Further aiding this new found word-shunning emoji addiction, Messenger let you create your own shortcuts that would automatically drop the little images in. So “111” could become a smiley face and “lol” a laughing smiley. Fun, yes, but you could use it to wind up your mates too, waiting for them to nip off to the loo before gleefully setting the kissy lips emoji to automatically send every time they tried to throw a cool, nonchalant “Hey” to that one they fancied.
In the days before happy slaps and internet trolls, the biggest fear was chatting candidly to someone you liked on MSN Messenger only to realise that they had four of their mates sat around snickering at your teenage angst filled proclamations of affection. You wouldn’t know straight away, but as soon as you found at, that was it, the pit in the stomach, the hot sweats, the “Muuuuuuuum, I’m too ill to go to school” efforts.
Oh, the shame. Believing someone was offline only to find out they’d just been chatting to your bezzie meant just one thing – you’d been blocked. While checking with a mate to see if a suspected blocker was actually online was embarrassing enough sign of self-indulgent paranoia, it had nothing on being added to a group chat with someone you’d just blocked.
O.M.EFFING.G!! Nothing could quite match the excitement of opening up a chat window to message your secret (not so secret, everyone knew) crush, only to see those three magical words that gave you hope that they actually liked you too – “Contact is typing…” Eek.
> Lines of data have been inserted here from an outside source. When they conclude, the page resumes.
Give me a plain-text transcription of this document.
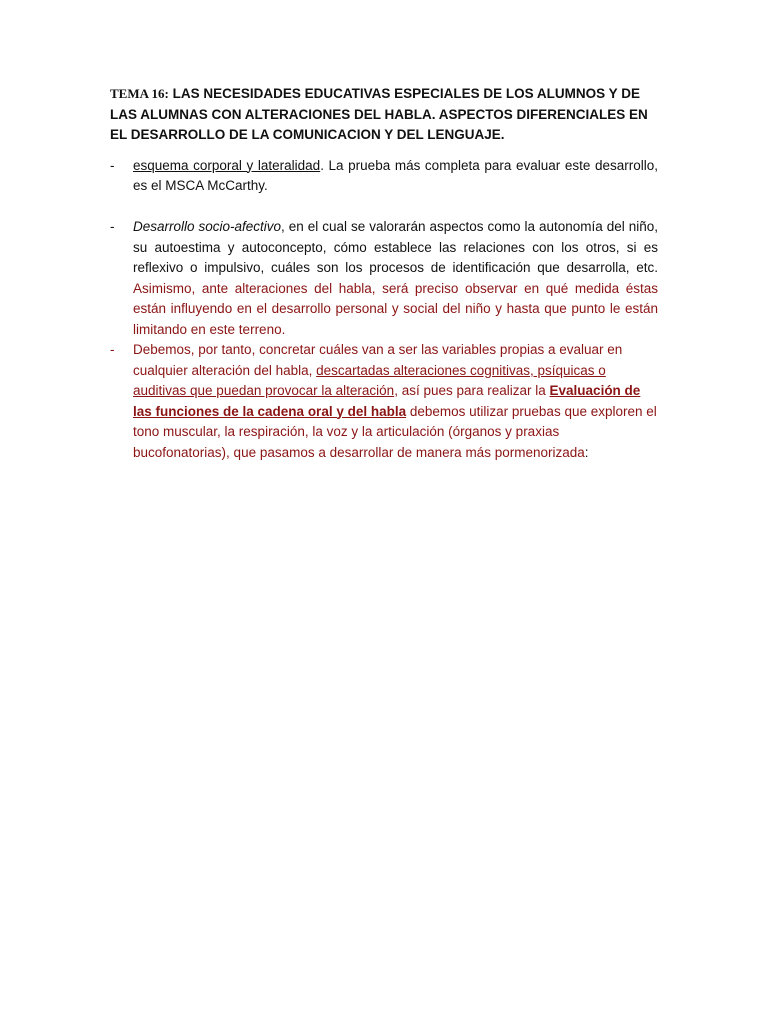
TEMA 16: LAS NECESIDADES EDUCATIVAS ESPECIALES DE LOS ALUMNOS Y DE LAS ALUMNAS CON ALTERACIONES DEL HABLA. ASPECTOS DIFERENCIALES EN EL DESARROLLO DE LA COMUNICACION Y DEL LENGUAJE.
- esquema corporal y lateralidad. La prueba más completa para evaluar este desarrollo, es el MSCA McCarthy.

- Desarrollo socio-afectivo, en el cual se valorarán aspectos como la autonomía del niño, su autoestima y autoconcepto, cómo establece las relaciones con los otros, si es reflexivo o impulsivo, cuáles son los procesos de identificación que desarrolla, etc. Asimismo, ante alteraciones del habla, será preciso observar en qué medida éstas están influyendo en el desarrollo personal y social del niño y hasta que punto le están limitando en este terreno.

- Debemos, por tanto, concretar cuáles van a ser las variables propias a evaluar en cualquier alteración del habla, descartadas alteraciones cognitivas, psíquicas o auditivas que puedan provocar la alteración, así pues para realizar la Evaluación de las funciones de la cadena oral y del habla debemos utilizar pruebas que exploren el tono muscular, la respiración, la voz y la articulación (órganos y praxias bucofonatorias), que pasamos a desarrollar de manera más pormenorizada:
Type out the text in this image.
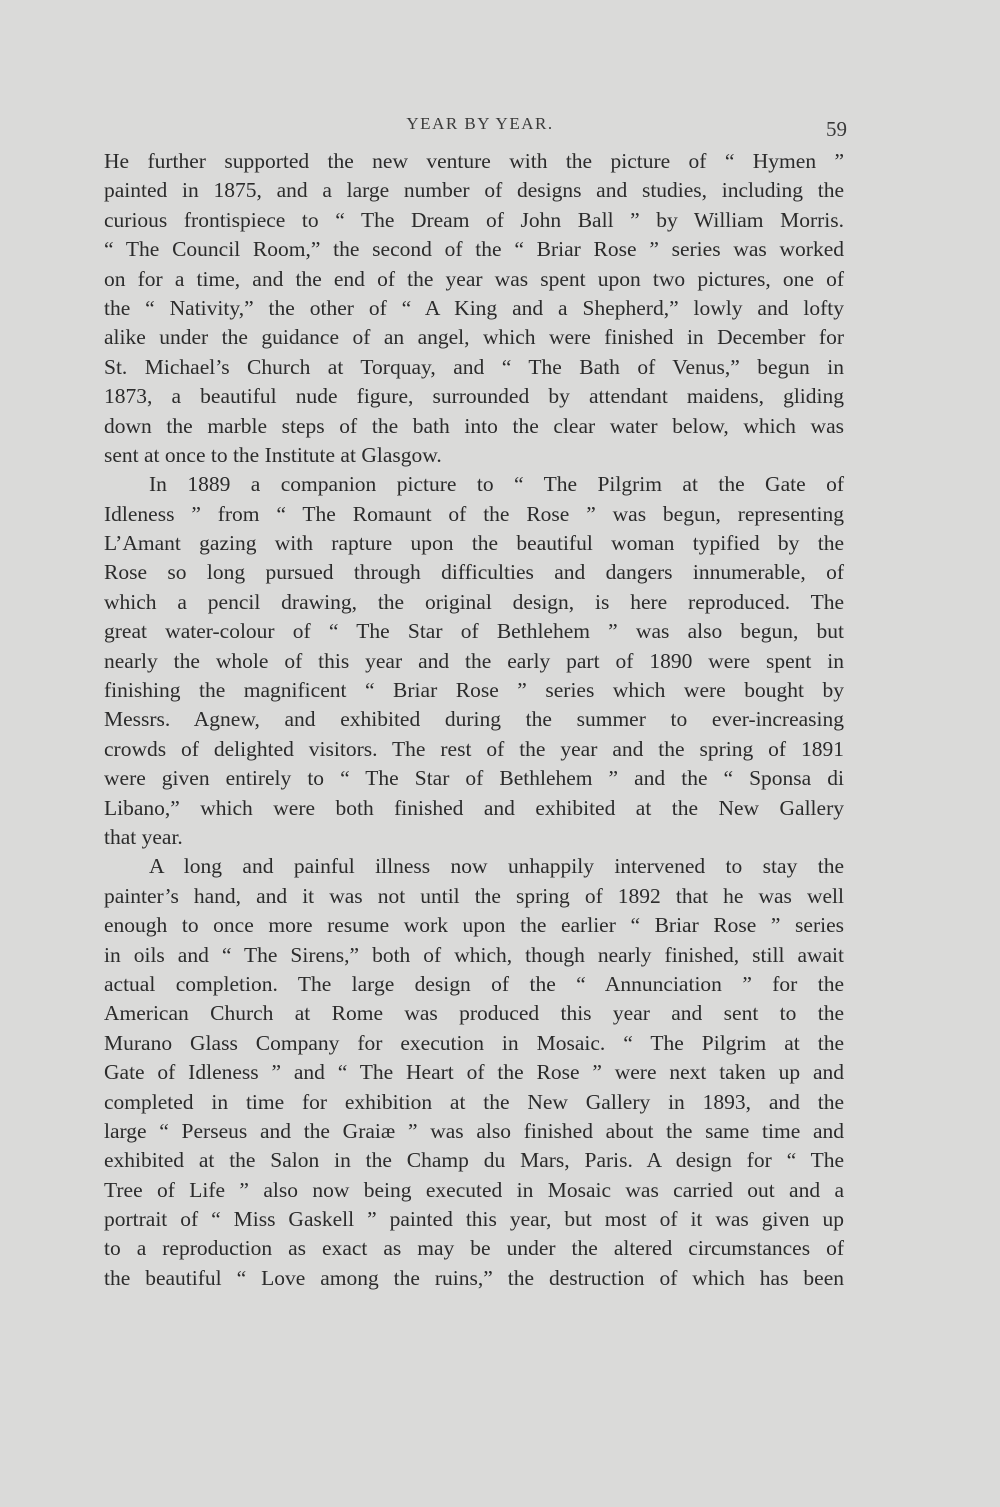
YEAR BY YEAR.	59
He further supported the new venture with the picture of “ Hymen ”
painted in 1875, and a large number of designs and studies, including the
curious frontispiece to “ The Dream of John Ball ” by William Morris.
“ The Council Room,” the second of the “ Briar Rose ” series was worked
on for a time, and the end of the year was spent upon two pictures, one of
the “ Nativity,” the other of “ A King and a Shepherd,” lowly and lofty
alike under the guidance of an angel, which were finished in December for
St. Michael’s Church at Torquay, and “ The Bath of Venus,” begun in
1873, a beautiful nude figure, surrounded by attendant maidens, gliding
down the marble steps of the bath into the clear water below, which was
sent at once to the Institute at Glasgow.
In 1889 a companion picture to “ The Pilgrim at the Gate of
Idleness ” from “ The Romaunt of the Rose ” was begun, representing
L’Amant gazing with rapture upon the beautiful woman typified by the
Rose so long pursued through difficulties and dangers innumerable, of
which a pencil drawing, the original design, is here reproduced. The
great water-colour of “ The Star of Bethlehem ” was also begun, but
nearly the whole of this year and the early part of 1890 were spent in
finishing the magnificent “ Briar Rose ” series which were bought by
Messrs. Agnew, and exhibited during the summer to ever-increasing
crowds of delighted visitors. The rest of the year and the spring of 1891
were given entirely to “ The Star of Bethlehem ” and the “ Sponsa di
Libano,” which were both finished and exhibited at the New Gallery
that year.
A long and painful illness now unhappily intervened to stay the
painter’s hand, and it was not until the spring of 1892 that he was well
enough to once more resume work upon the earlier “ Briar Rose ” series
in oils and “ The Sirens,” both of which, though nearly finished, still await
actual completion. The large design of the “ Annunciation ” for the
American Church at Rome was produced this year and sent to the
Murano Glass Company for execution in Mosaic. “ The Pilgrim at the
Gate of Idleness ” and “ The Heart of the Rose ” were next taken up and
completed in time for exhibition at the New Gallery in 1893, and the
large “ Perseus and the Graiæ ” was also finished about the same time and
exhibited at the Salon in the Champ du Mars, Paris. A design for “ The
Tree of Life ” also now being executed in Mosaic was carried out and a
portrait of “ Miss Gaskell ” painted this year, but most of it was given up
to a reproduction as exact as may be under the altered circumstances of
the beautiful “ Love among the ruins,” the destruction of which has been
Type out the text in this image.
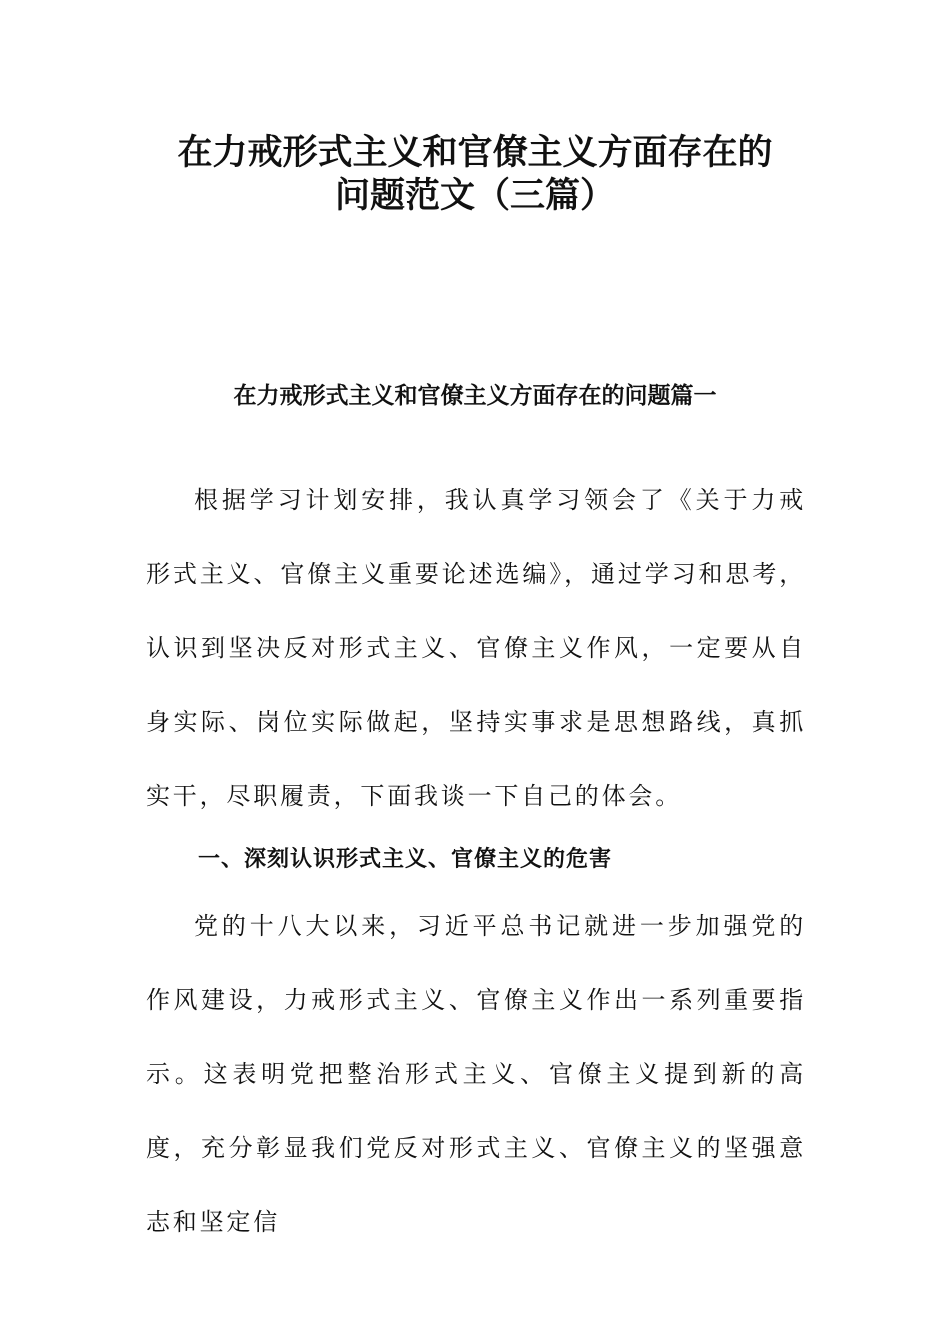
在力戒形式主义和官僚主义方面存在的
问题范文（三篇）
在力戒形式主义和官僚主义方面存在的问题篇一

根据学习计划安排，我认真学习领会了《关于力戒形式主义、官僚主义重要论述选编》，通过学习和思考，认识到坚决反对形式主义、官僚主义作风，一定要从自身实际、岗位实际做起，坚持实事求是思想路线，真抓实干，尽职履责，下面我谈一下自己的体会。

一、深刻认识形式主义、官僚主义的危害

党的十八大以来，习近平总书记就进一步加强党的作风建设，力戒形式主义、官僚主义作出一系列重要指示。这表明党把整治形式主义、官僚主义提到新的高度，充分彰显我们党反对形式主义、官僚主义的坚强意志和坚定信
Being able to see when someone was typing a message filled you with an excitement unparalleled to this day. Sure, WhatsApp and Facebook do the same now, but it’s not the same dammit. This was the originator.
Being able to see when someone was typing something to you wan’t all sunshine and lollipops though. It had a seriously downside. What if the message never arrived? 30 seconds of excitedly watching that ‘Contact is typing…’ message and then… nothing. It stops. No messages arrives. You can’t well chase them, they’ll know you were waiting on their every uttering, but what the hell were they going to say? We still don’t know and are haunted to this day by the mystery.
It was the ultimate sign of schoolyard rebellion, and one that would earn you maximum props amongst your peers. Installing MSN Messenger on a school computer during a tedious IT class made you a Year 8 hero. Once installed, realising all of your Messenger mates were in the same class kind of defeated the point, but your name is still being talked about around the school to this day. Mostly by teachers discussing the biggest pricks they ever taught mind.
Pah, Pokémon Go, that’s not a real game. Back in the MSN Messenger days we had proper games like Minesweeper Flags. The most intense PC-based battle you could have at the time, it involved a side window popping up with a two-player version of Minesweeper, reds vs blues. OK, that’s it, it doesn’t sound great now and hasn’t aged particularly well, but the tension was like an epic Halo battle on pep pills.
Not only did MSN Messenger precede the likes of WhatsApp and Facebook Messenger by a good decade, its heyday was firmly in the pre-broadband era. That meant that your conversations would frequently get cut short by your mum’s wails to “get off the computer, I need to phone your auntie Jill”. Ah, dial-up. How we in no way miss your ear-piercing connection tones and painfully slow download speeds.